In this installation images are projected onto a large screen lying flat on the floor of the exhibition space. The spectators stand on a surrounding balcony where a joystick enables any one of them to interactively operate the work by panning in any lateral direction over the surface of its images and zooming in or out of a chosen part of an image. At the zoom extremes the joystick generates a digital transition from one image layer to another. The Narrative Landscape is constituted by twenty-eight images that are interrelated by a specific spatial and conceptual architecture. The primary image - a satellite picture of earth inscribed with a Hebraic astrological chart) is divided by a grid of red lines into nine areas that define access to nine groups of three images. The three images in each group are arranged one below the other and the viewer can move up or down through these three layers.

The interactive structure of "The Narrative Landscape" (1985) shows that the spatial boundary of the digital image does not have to be defined by the traditional perimeter of a 'picture frame'. Instead, a virtual image space of any dimension may be created, which the viewer explores by moving his 'viewing window'.



Summaries from Research

‘The traditional activity of art has been the representation of reality - manipulating materials to create tangible mirrors of our experience and desire. Now with the mechanisms of the new digital technologies, the artwork can become itself a simulation of reality - an immaterial digital structure encompassing synthetic spaces which we can literally enter. Here the viewer is no longer consumer in a mausoleum of objects, rather he/she is traveler and discoverer in a latent space of sensual information, whose aesthetics are embodied both in the coordinates of its immaterial form and in the scenarios of its interactively manifest form.
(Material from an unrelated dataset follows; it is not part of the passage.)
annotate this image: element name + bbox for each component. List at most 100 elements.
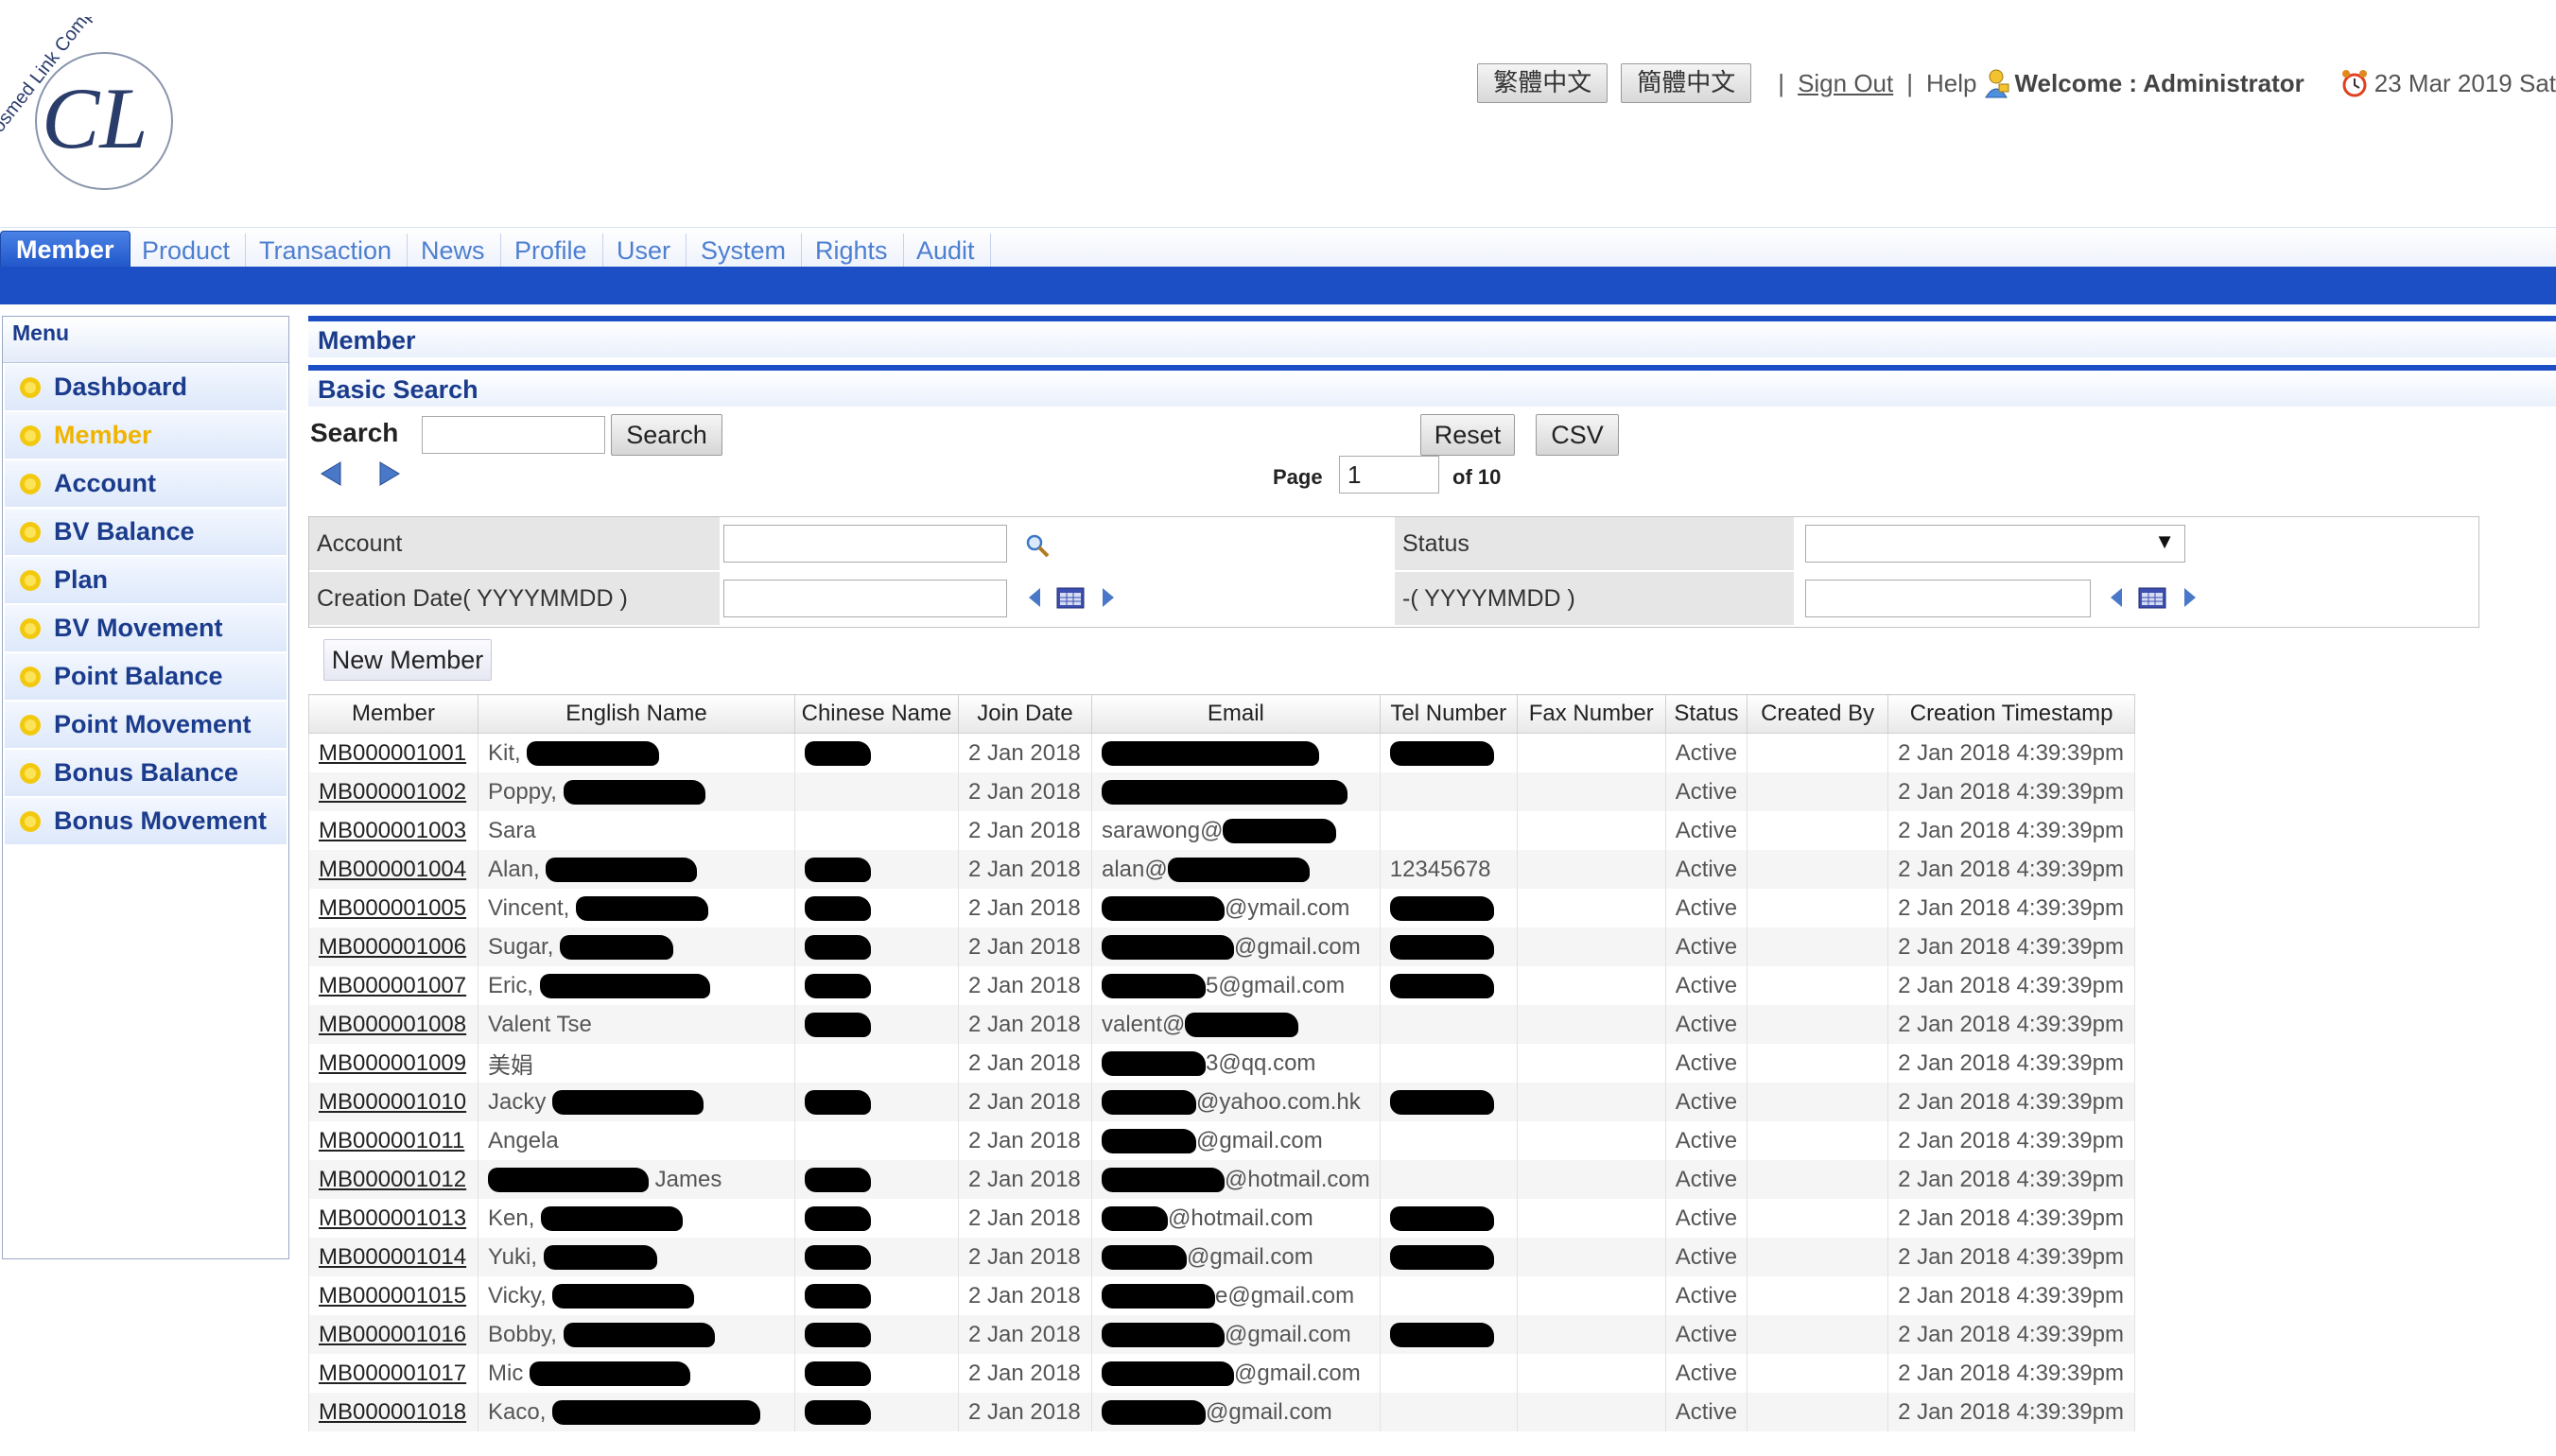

In this temporal dimension the interactive artwork is each time re-structured and re-embodied by the activity of its viewers’.
Extract from a lecture at XXVIII. International Conference on Art History, Berlin, July 1992; published in: Artistic Exchange, Ed. Thomas W. Gaehtgens, Berlin, 1993, pp. 295-300.
While the capacities of technology are clearly phenomenal, at the same time its most advanced exercise is its greatest abuse. The technology is beyond his understanding or control. It becomes another of the alienated consumer spectacles. Humbled by the complexity and scale of this resource, we begin to feel that the developments of its forms (car, bomb, electric toothbrush, etc.) are determined virtually by force of nature. The system is thus able to recruit technology to its market principles with impunity. What are needed now are more and more demonstrations of technological application outside the dictates of the institutionalized program. Such an open-ended exploitation of technological resources becomes the evidence for all people that it is there as an extension of their individual wills and freedom. Nam June Paik has been able to do this with television.
Published in: Art and Artists, No. 10, January 1969, pp. 47-49.